Recuerdo ver de niño —en los noticieros que precedían a todas las películas— los rostros de mis iguales por edad viendo llover aquello del cielo; y ahora me alegra haber podido reconstruir paso por paso lo ocurrido. Cómo aquel país llegó a financiar la aventura de Lenin, cómo profundizó sus desdichas confiando en Hitler, y cómo recobró la amistad de sus vecinos al tiempo que contraía una deuda de gratitud con ellos, hasta que buena parte del Viejo Mundo borró parte de sus rencillas creando la institución política más pacífica, vasta, próspera y duradera registrada en la historia universal.

Identificando las principales lagunas e inexactitudes que la conciencia roja introdujo desde los años 20 del siglo pasado, estos cuatro artículos intentaron devolver los mojones del camino a sus respectivos sitios. Por ejemplo, la coincidencia de Jünger y Camus en 1951 remite al puente aéreo de 1948-49, y Kojève —otro de los protagonistas omitidos por la historia oficial— comienza su tránsito de filósofo a estadista diseñando en 1950 la Comunidad del Carbón y el Acero (CECA), punto de partida originario de la UE.

Apenas cinco años antes el totalitarismo convencía más que el laissez faire, y la libertad no parecía en y por sí el valor de los valores. Pero la incertidumbre y el miedo habían retrocedido al propio ritmo en que la URSS no lograba ya desdibujar su perfil real, y las esperanzas puestas en soluciones totalitarias se vieron sustituidas por pueblos dispuestos a vivir y dejar vivir, donde setenta años de confort creciente cerraron el camino a cualquier émulo del salvador eugenésico. Por lo demás, la conciencia roja era ya un alma del mundo, y encontrará maneras de seguir siendo fiel a la discordia, sobre todo tras rectificar la ingenuidad de suponerse fundida con el espíritu del trabajo.

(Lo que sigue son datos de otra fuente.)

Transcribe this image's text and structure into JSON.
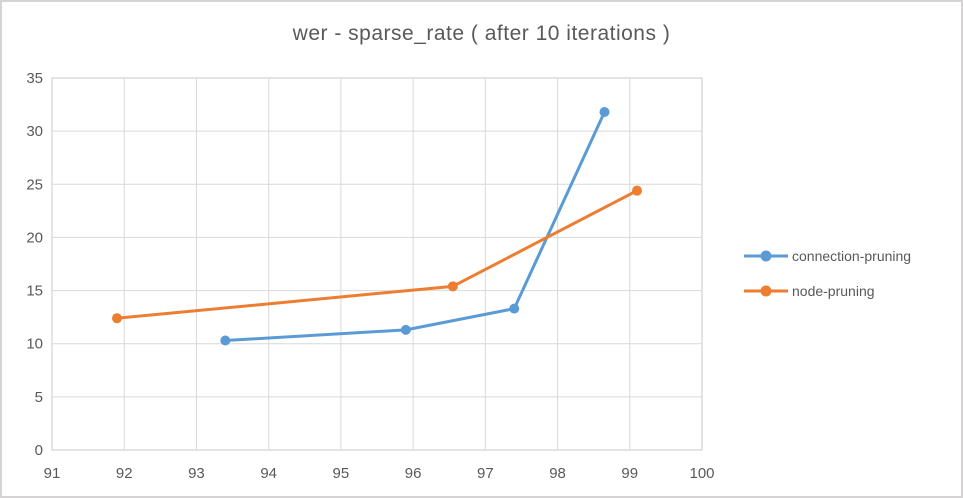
{
  "window": {
    "background": "#ffffff",
    "frame_border_color": "#d5d3d3"
  },
  "chart_data": {
    "type": "line",
    "title": "wer - sparse_rate ( after 10 iterations )",
    "xlabel": "",
    "ylabel": "",
    "xlim": [
      91,
      100
    ],
    "ylim": [
      0,
      35
    ],
    "x_ticks": [
      91,
      92,
      93,
      94,
      95,
      96,
      97,
      98,
      99,
      100
    ],
    "y_ticks": [
      0,
      5,
      10,
      15,
      20,
      25,
      30,
      35
    ],
    "grid": true,
    "legend_position": "right",
    "series": [
      {
        "name": "connection-pruning",
        "color": "#5b9bd5",
        "marker": "circle",
        "points": [
          [
            93.4,
            10.3
          ],
          [
            95.9,
            11.3
          ],
          [
            97.4,
            13.3
          ],
          [
            98.65,
            31.8
          ]
        ]
      },
      {
        "name": "node-pruning",
        "color": "#ed7d31",
        "marker": "circle",
        "points": [
          [
            91.9,
            12.4
          ],
          [
            96.55,
            15.4
          ],
          [
            99.1,
            24.4
          ]
        ]
      }
    ],
    "styles": {
      "grid_color": "#d9d9d9",
      "tick_label_color": "#595959",
      "title_color": "#595959",
      "legend_text_color": "#595959",
      "tick_font_size": 15,
      "line_width": 3,
      "marker_radius": 5
    }
  }
}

En efecto, su aspiración permanente no es el derecho al trabajo sino a la pereza, como expuso Lafargue en 1880, enunciando algo con lo cual su suegro Marx no dejaba de coincidir, aunque fuese propio de “mestizo negroide” lo inoportuno de publicarlo cuando él era el secretario en la Internacional de Trabajadores. En los años 60 Marcuse identificó el deber revolucionario con “una liberación del quehacer servil” donde servil equivale a profesional, como si poder pasar de aprendiz a maestro en toda suerte de oficios no hubiese sido lo que le quitó su atadura al siervo de la gleba, volviendo a una economía monetaria donde las infinitas deficiencias del trueque en especie se convirtieron en la espiral ascendente del desarrollo económico, y las sociedades empezaron a jerarquizarse por la capacidad de sus miembros para prestar servicios útiles al resto.

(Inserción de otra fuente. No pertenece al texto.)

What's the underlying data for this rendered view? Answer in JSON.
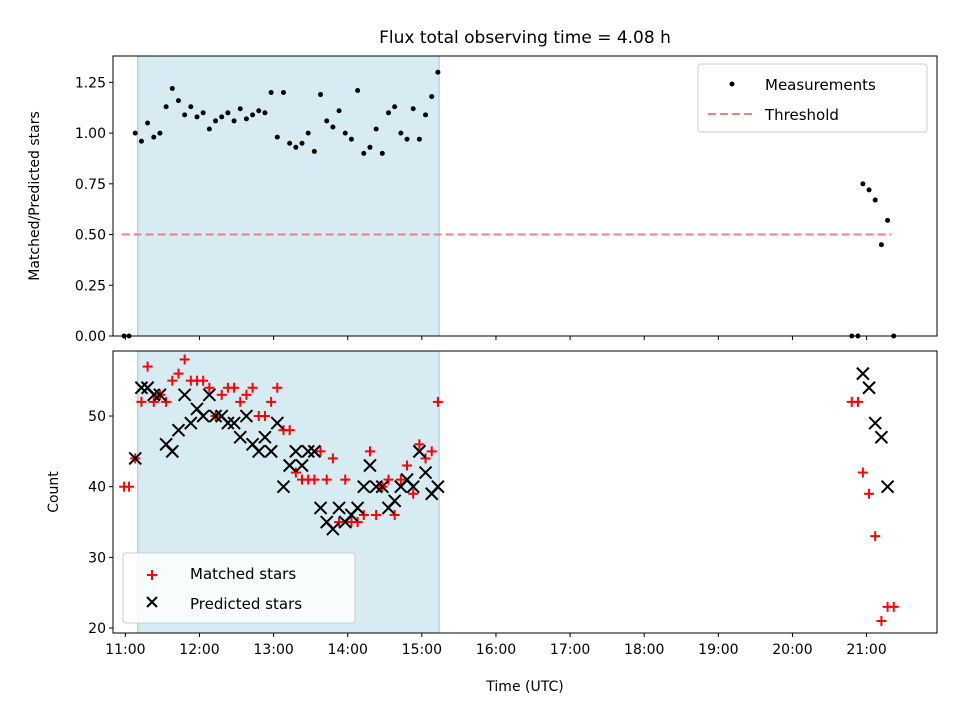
{
  "title": "Flux total observing time = 4.08 h",
  "chart_data": [
    {
      "id": "top",
      "type": "scatter",
      "ylabel": "Matched/Predicted stars",
      "xlim": [
        "10:50",
        "21:57"
      ],
      "ylim": [
        0,
        1.38
      ],
      "yticks": [
        "0.00",
        "0.25",
        "0.50",
        "0.75",
        "1.00",
        "1.25"
      ],
      "shaded_interval": [
        "11:10",
        "15:14"
      ],
      "legend": {
        "placement": "top-right",
        "entries": [
          "Measurements",
          "Threshold"
        ]
      },
      "threshold": {
        "name": "Threshold",
        "value": 0.5,
        "x": [
          "10:57",
          "21:20"
        ],
        "color": "#f08080"
      },
      "series": [
        {
          "name": "Measurements",
          "color": "#000000",
          "points": [
            [
              "10:59",
              0
            ],
            [
              "11:03",
              0
            ],
            [
              "11:08",
              1.0
            ],
            [
              "11:13",
              0.96
            ],
            [
              "11:18",
              1.05
            ],
            [
              "11:23",
              0.98
            ],
            [
              "11:28",
              1.0
            ],
            [
              "11:33",
              1.13
            ],
            [
              "11:38",
              1.22
            ],
            [
              "11:43",
              1.16
            ],
            [
              "11:48",
              1.09
            ],
            [
              "11:53",
              1.13
            ],
            [
              "11:58",
              1.08
            ],
            [
              "12:03",
              1.1
            ],
            [
              "12:08",
              1.02
            ],
            [
              "12:13",
              1.06
            ],
            [
              "12:18",
              1.08
            ],
            [
              "12:23",
              1.1
            ],
            [
              "12:28",
              1.06
            ],
            [
              "12:33",
              1.12
            ],
            [
              "12:38",
              1.07
            ],
            [
              "12:43",
              1.09
            ],
            [
              "12:48",
              1.11
            ],
            [
              "12:53",
              1.1
            ],
            [
              "12:58",
              1.2
            ],
            [
              "13:03",
              0.98
            ],
            [
              "13:08",
              1.2
            ],
            [
              "13:13",
              0.95
            ],
            [
              "13:18",
              0.93
            ],
            [
              "13:23",
              0.95
            ],
            [
              "13:28",
              1.0
            ],
            [
              "13:33",
              0.91
            ],
            [
              "13:38",
              1.19
            ],
            [
              "13:43",
              1.06
            ],
            [
              "13:48",
              1.03
            ],
            [
              "13:53",
              1.11
            ],
            [
              "13:58",
              1.0
            ],
            [
              "14:03",
              0.97
            ],
            [
              "14:08",
              1.21
            ],
            [
              "14:13",
              0.9
            ],
            [
              "14:18",
              0.93
            ],
            [
              "14:23",
              1.02
            ],
            [
              "14:28",
              0.9
            ],
            [
              "14:33",
              1.1
            ],
            [
              "14:38",
              1.13
            ],
            [
              "14:43",
              1.0
            ],
            [
              "14:48",
              0.97
            ],
            [
              "14:53",
              1.12
            ],
            [
              "14:58",
              0.97
            ],
            [
              "15:03",
              1.09
            ],
            [
              "15:08",
              1.18
            ],
            [
              "15:13",
              1.3
            ],
            [
              "20:48",
              0
            ],
            [
              "20:53",
              0
            ],
            [
              "20:57",
              0.75
            ],
            [
              "21:02",
              0.72
            ],
            [
              "21:07",
              0.67
            ],
            [
              "21:12",
              0.45
            ],
            [
              "21:17",
              0.57
            ],
            [
              "21:22",
              0
            ]
          ]
        }
      ]
    },
    {
      "id": "bottom",
      "type": "scatter",
      "xlabel": "Time (UTC)",
      "ylabel": "Count",
      "xlim": [
        "10:50",
        "21:57"
      ],
      "ylim": [
        19.3,
        59.2
      ],
      "yticks": [
        20,
        30,
        40,
        50
      ],
      "xticks": [
        "11:00",
        "12:00",
        "13:00",
        "14:00",
        "15:00",
        "16:00",
        "17:00",
        "18:00",
        "19:00",
        "20:00",
        "21:00"
      ],
      "shaded_interval": [
        "11:10",
        "15:14"
      ],
      "legend": {
        "placement": "bottom-left",
        "entries": [
          "Matched stars",
          "Predicted stars"
        ]
      },
      "series": [
        {
          "name": "Matched stars",
          "marker": "plus",
          "color": "#ff0000",
          "points": [
            [
              "10:59",
              40
            ],
            [
              "11:03",
              40
            ],
            [
              "11:08",
              44
            ],
            [
              "11:13",
              52
            ],
            [
              "11:18",
              57
            ],
            [
              "11:23",
              52
            ],
            [
              "11:28",
              53
            ],
            [
              "11:33",
              52
            ],
            [
              "11:38",
              55
            ],
            [
              "11:43",
              56
            ],
            [
              "11:48",
              58
            ],
            [
              "11:53",
              55
            ],
            [
              "11:58",
              55
            ],
            [
              "12:03",
              55
            ],
            [
              "12:08",
              54
            ],
            [
              "12:13",
              50
            ],
            [
              "12:18",
              53
            ],
            [
              "12:23",
              54
            ],
            [
              "12:28",
              54
            ],
            [
              "12:33",
              52
            ],
            [
              "12:38",
              53
            ],
            [
              "12:43",
              54
            ],
            [
              "12:48",
              50
            ],
            [
              "12:53",
              50
            ],
            [
              "12:58",
              52
            ],
            [
              "13:03",
              54
            ],
            [
              "13:08",
              48
            ],
            [
              "13:13",
              48
            ],
            [
              "13:18",
              42
            ],
            [
              "13:23",
              41
            ],
            [
              "13:28",
              41
            ],
            [
              "13:33",
              41
            ],
            [
              "13:38",
              45
            ],
            [
              "13:43",
              41
            ],
            [
              "13:48",
              44
            ],
            [
              "13:53",
              35
            ],
            [
              "13:58",
              41
            ],
            [
              "14:03",
              35
            ],
            [
              "14:08",
              35
            ],
            [
              "14:13",
              36
            ],
            [
              "14:18",
              45
            ],
            [
              "14:23",
              36
            ],
            [
              "14:28",
              40
            ],
            [
              "14:33",
              41
            ],
            [
              "14:38",
              36
            ],
            [
              "14:43",
              41
            ],
            [
              "14:48",
              43
            ],
            [
              "14:53",
              39
            ],
            [
              "14:58",
              46
            ],
            [
              "15:03",
              44
            ],
            [
              "15:08",
              45
            ],
            [
              "15:13",
              52
            ],
            [
              "20:48",
              52
            ],
            [
              "20:53",
              52
            ],
            [
              "20:57",
              42
            ],
            [
              "21:02",
              39
            ],
            [
              "21:07",
              33
            ],
            [
              "21:12",
              21
            ],
            [
              "21:17",
              23
            ],
            [
              "21:22",
              23
            ]
          ]
        },
        {
          "name": "Predicted stars",
          "marker": "x",
          "color": "#000000",
          "points": [
            [
              "11:08",
              44
            ],
            [
              "11:13",
              54
            ],
            [
              "11:18",
              54
            ],
            [
              "11:23",
              53
            ],
            [
              "11:28",
              53
            ],
            [
              "11:33",
              46
            ],
            [
              "11:38",
              45
            ],
            [
              "11:43",
              48
            ],
            [
              "11:48",
              53
            ],
            [
              "11:53",
              49
            ],
            [
              "11:58",
              51
            ],
            [
              "12:03",
              50
            ],
            [
              "12:08",
              53
            ],
            [
              "12:13",
              50
            ],
            [
              "12:18",
              50
            ],
            [
              "12:23",
              49
            ],
            [
              "12:28",
              49
            ],
            [
              "12:33",
              47
            ],
            [
              "12:38",
              50
            ],
            [
              "12:43",
              46
            ],
            [
              "12:48",
              45
            ],
            [
              "12:53",
              47
            ],
            [
              "12:58",
              45
            ],
            [
              "13:03",
              49
            ],
            [
              "13:08",
              40
            ],
            [
              "13:13",
              43
            ],
            [
              "13:18",
              45
            ],
            [
              "13:23",
              43
            ],
            [
              "13:28",
              45
            ],
            [
              "13:33",
              45
            ],
            [
              "13:38",
              37
            ],
            [
              "13:43",
              35
            ],
            [
              "13:48",
              34
            ],
            [
              "13:53",
              37
            ],
            [
              "13:58",
              35
            ],
            [
              "14:03",
              36
            ],
            [
              "14:08",
              37
            ],
            [
              "14:13",
              40
            ],
            [
              "14:18",
              43
            ],
            [
              "14:23",
              40
            ],
            [
              "14:28",
              40
            ],
            [
              "14:33",
              37
            ],
            [
              "14:38",
              38
            ],
            [
              "14:43",
              40
            ],
            [
              "14:48",
              41
            ],
            [
              "14:53",
              40
            ],
            [
              "14:58",
              45
            ],
            [
              "15:03",
              42
            ],
            [
              "15:08",
              39
            ],
            [
              "15:13",
              40
            ],
            [
              "20:57",
              56
            ],
            [
              "21:02",
              54
            ],
            [
              "21:07",
              49
            ],
            [
              "21:12",
              47
            ],
            [
              "21:17",
              40
            ]
          ]
        }
      ]
    }
  ]
}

Respetar incondicionalmente el trabajo del hombre libre —el programa de Solón y Pericles, los estadistas atenienses ejemplares— no volvió a ocurrir hasta el siglo XIV, cuando amurallar los burgos medievales les evitó seguir siendo parasitados por “quienes siempre guerrean y siempre oran”, un personal que resucitó con el triunfo del golpe bolchevique en forma de comisarios e ideólogos, finalmente al amparo de que ni uno solo de los líderes revolucionarios trabajase. Marcuse llamó “catástrofe de la opulencia” al confort que aplazó la aparición del hombre nuevo anunciado por Marx, y he ahí que medio siglo después sus herederos enarbolan la bandera “No a recortes en conquistas sociales” dentro de aglomerados donde los desfavorecidos alternan con olvidados, vulnerables y hasta desganados, que reivindican abiertamente el derecho a la pereza.

Quizá sea demencia senil, pero llevo tiempo sintiendo algo cercano al alivio con una cultura tan inmemorialmente laboriosa e inventiva como China en funciones de acreedor planetario. Lo digo porque, si los chinos no se apiadan de ellos, gobiernos como el nuestro tratarán a los favorecidos, notorios y robustos como enemigos del pueblo, recomendando a las guapas disfrazarse de adefesios, a los fuertes de minusválidos y a los sabios de analfabetos funcionales. Ni siquiera hará falta ir fastidiando a uno por uno, porque medidas como el toque de queda bastan para amargarle la vida a quien no vea en la nueva gripe una ocasión de reintroducir el totalitarismo, tan bienvenido por la gente de mi quinta que decidió pensarse inmortal, y lleva la mordaza puesta a toda hora.

Este texto se publicó el 1 de diciembre de 2020, pero THE OBJECTIVE ha querido recuperarlo ahora por su indudable interés.